The thesis this time involves AI valuations. Apparently stocks tied to artificial intelligence are overpriced. This would shock you if you hadn't noticed Nvidia trading at a valuation that assumes they'll eventually sell chips to Mars colonists. Grantham sees bubbles everywhere. Always has. It's his brand. He's the financial equivalent of a guy who brings a helmet to a swimming pool.

Retail traders heard the warning. They understood the risk. They processed the historical context. Then they bought more calls on companies that don't make money and never will. Because when a legendary investor with decades of experience says the market is dangerously overvalued, the correct response is obviously to leverage your Robinhood account into semiconductor ETFs. That's just science.

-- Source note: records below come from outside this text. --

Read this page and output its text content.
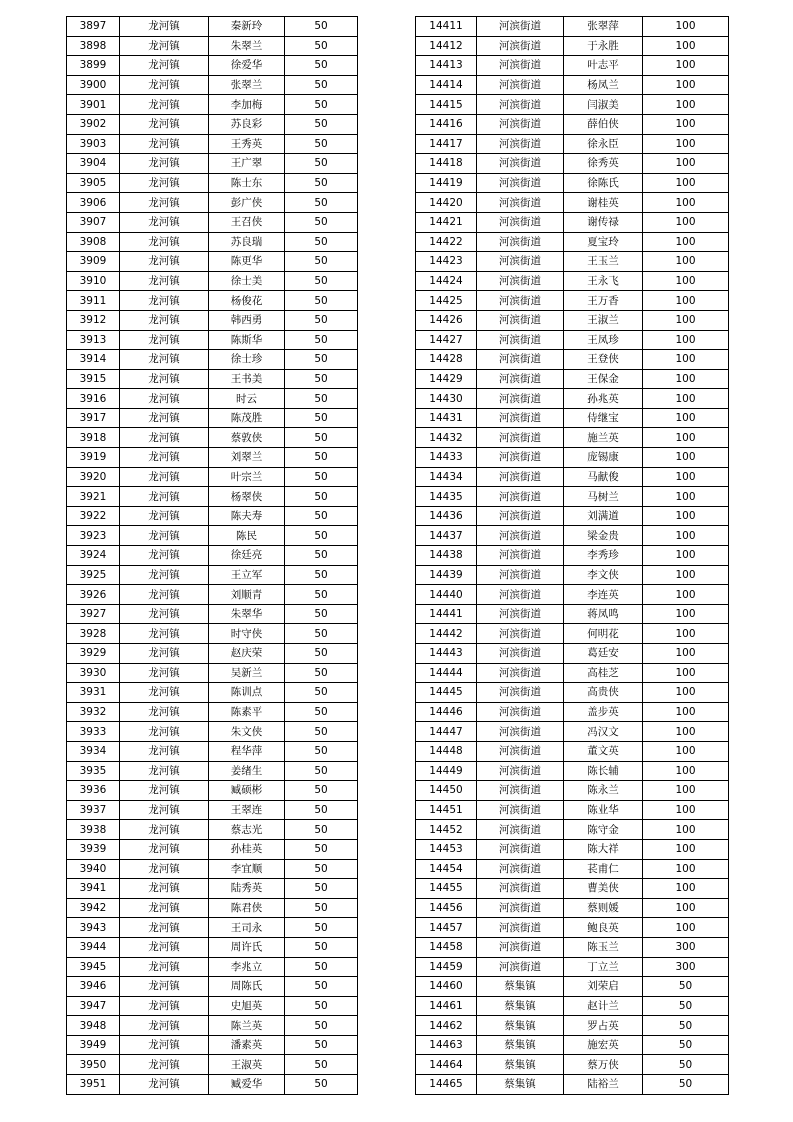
3897	龙河镇	秦新玲	50
3898	龙河镇	朱翠兰	50
3899	龙河镇	徐爱华	50
3900	龙河镇	张翠兰	50
3901	龙河镇	李加梅	50
3902	龙河镇	苏良彩	50
3903	龙河镇	王秀英	50
3904	龙河镇	王广翠	50
3905	龙河镇	陈士东	50
3906	龙河镇	彭广侠	50
3907	龙河镇	王召侠	50
3908	龙河镇	苏良瑞	50
3909	龙河镇	陈更华	50
3910	龙河镇	徐士美	50
3911	龙河镇	杨俊花	50
3912	龙河镇	韩西勇	50
3913	龙河镇	陈斯华	50
3914	龙河镇	徐士珍	50
3915	龙河镇	王书美	50
3916	龙河镇	时云	50
3917	龙河镇	陈茂胜	50
3918	龙河镇	蔡敦侠	50
3919	龙河镇	刘翠兰	50
3920	龙河镇	叶宗兰	50
3921	龙河镇	杨翠侠	50
3922	龙河镇	陈夫寿	50
3923	龙河镇	陈民	50
3924	龙河镇	徐廷亮	50
3925	龙河镇	王立军	50
3926	龙河镇	刘顺青	50
3927	龙河镇	朱翠华	50
3928	龙河镇	时守侠	50
3929	龙河镇	赵庆荣	50
3930	龙河镇	吴新兰	50
3931	龙河镇	陈训点	50
3932	龙河镇	陈素平	50
3933	龙河镇	朱文侠	50
3934	龙河镇	程华萍	50
3935	龙河镇	姜绪生	50
3936	龙河镇	臧硕彬	50
3937	龙河镇	王翠连	50
3938	龙河镇	蔡志光	50
3939	龙河镇	孙桂英	50
3940	龙河镇	李宜顺	50
3941	龙河镇	陆秀英	50
3942	龙河镇	陈君侠	50
3943	龙河镇	王司永	50
3944	龙河镇	周许氏	50
3945	龙河镇	李兆立	50
3946	龙河镇	周陈氏	50
3947	龙河镇	史旭英	50
3948	龙河镇	陈兰英	50
3949	龙河镇	潘素英	50
3950	龙河镇	王淑英	50
3951	龙河镇	臧爱华	50
14411	河滨街道	张翠萍	100
14412	河滨街道	于永胜	100
14413	河滨街道	叶志平	100
14414	河滨街道	杨凤兰	100
14415	河滨街道	闫淑美	100
14416	河滨街道	薛伯侠	100
14417	河滨街道	徐永臣	100
14418	河滨街道	徐秀英	100
14419	河滨街道	徐陈氏	100
14420	河滨街道	谢桂英	100
14421	河滨街道	谢传禄	100
14422	河滨街道	夏宝玲	100
14423	河滨街道	王玉兰	100
14424	河滨街道	王永飞	100
14425	河滨街道	王万香	100
14426	河滨街道	王淑兰	100
14427	河滨街道	王凤珍	100
14428	河滨街道	王登侠	100
14429	河滨街道	王保金	100
14430	河滨街道	孙兆英	100
14431	河滨街道	侍继宝	100
14432	河滨街道	施兰英	100
14433	河滨街道	庞锡康	100
14434	河滨街道	马献俊	100
14435	河滨街道	马树兰	100
14436	河滨街道	刘满道	100
14437	河滨街道	梁金贵	100
14438	河滨街道	李秀珍	100
14439	河滨街道	李文侠	100
14440	河滨街道	李连英	100
14441	河滨街道	蒋凤鸣	100
14442	河滨街道	何明花	100
14443	河滨街道	葛廷安	100
14444	河滨街道	高桂芝	100
14445	河滨街道	高贵侠	100
14446	河滨街道	盖步英	100
14447	河滨街道	冯汉文	100
14448	河滨街道	董文英	100
14449	河滨街道	陈长辅	100
14450	河滨街道	陈永兰	100
14451	河滨街道	陈业华	100
14452	河滨街道	陈守金	100
14453	河滨街道	陈大祥	100
14454	河滨街道	苌甫仁	100
14455	河滨街道	曹美侠	100
14456	河滨街道	蔡则媛	100
14457	河滨街道	鲍良英	100
14458	河滨街道	陈玉兰	300
14459	河滨街道	丁立兰	300
14460	蔡集镇	刘荣启	50
14461	蔡集镇	赵计兰	50
14462	蔡集镇	罗占英	50
14463	蔡集镇	施宏英	50
14464	蔡集镇	蔡万侠	50
14465	蔡集镇	陆裕兰	50
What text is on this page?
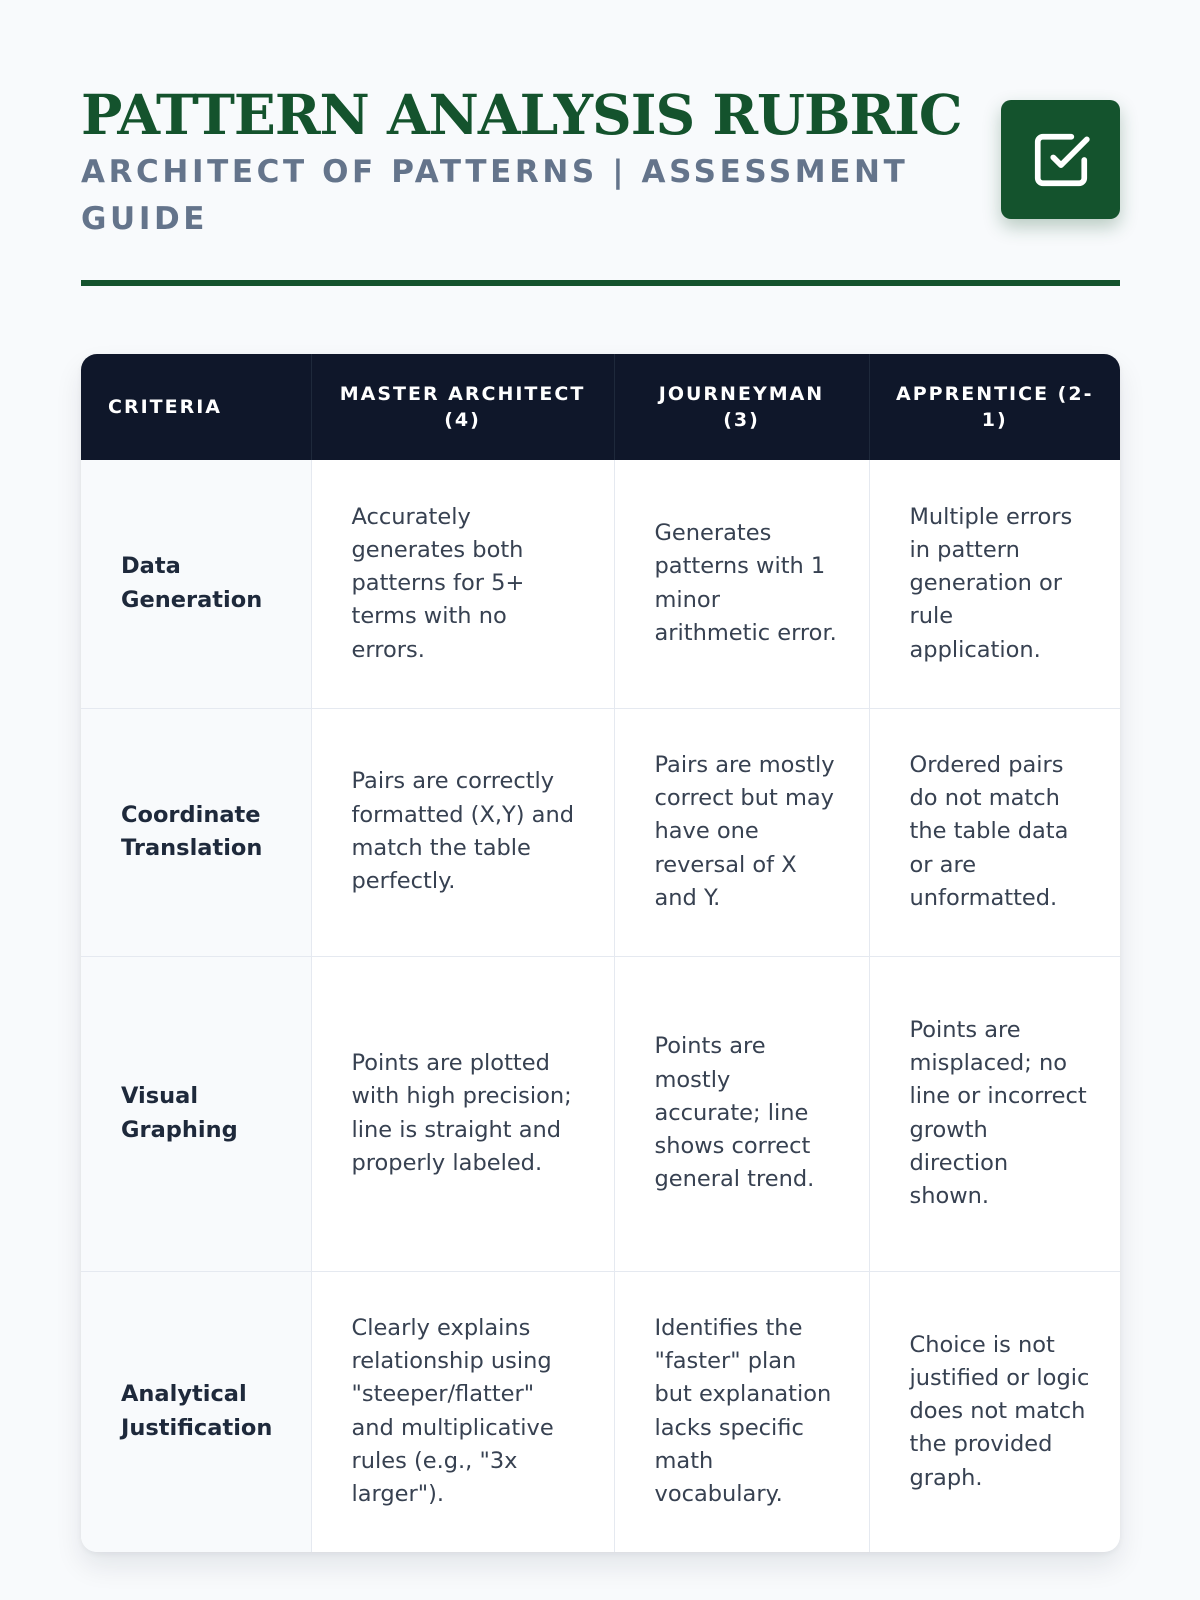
PATTERN ANALYSIS RUBRIC
ARCHITECT OF PATTERNS | ASSESSMENT GUIDE
CRITERIA	MASTER ARCHITECT (4)	JOURNEYMAN (3)	APPRENTICE (2-1)
Data Generation	Accurately generates both patterns for 5+ terms with no errors.	Generates patterns with 1 minor arithmetic error.	Multiple errors in pattern generation or rule application.
Coordinate Translation	Pairs are correctly formatted (X,Y) and match the table perfectly.	Pairs are mostly correct but may have one reversal of X and Y.	Ordered pairs do not match the table data or are unformatted.
Visual Graphing	Points are plotted with high precision; line is straight and properly labeled.	Points are mostly accurate; line shows correct general trend.	Points are misplaced; no line or incorrect growth direction shown.
Analytical Justification	Clearly explains relationship using "steeper/flatter" and multiplicative rules (e.g., "3x larger").	Identifies the "faster" plan but explanation lacks specific math vocabulary.	Choice is not justified or logic does not match the provided graph.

Grantham runs GMO. The firm has underperformed for years while waiting for the crash. They've been positioned defensively so long their portfolio is basically a bomb shelter with dividend stocks inside. But sure, this time he's right. This time it's different. This time the most expensive market in American history will actually become the most expensive market in American history that also crashes, rather than the most expensive market in American history that becomes next year's second-most expensive market.

The AI bubble will pop eventually. Grantham will claim vindication. Retail will lose everything. And somewhere, a 24-year-old with a YouTube channel will explain that he saw it coming all along while his account balance rounds to zero.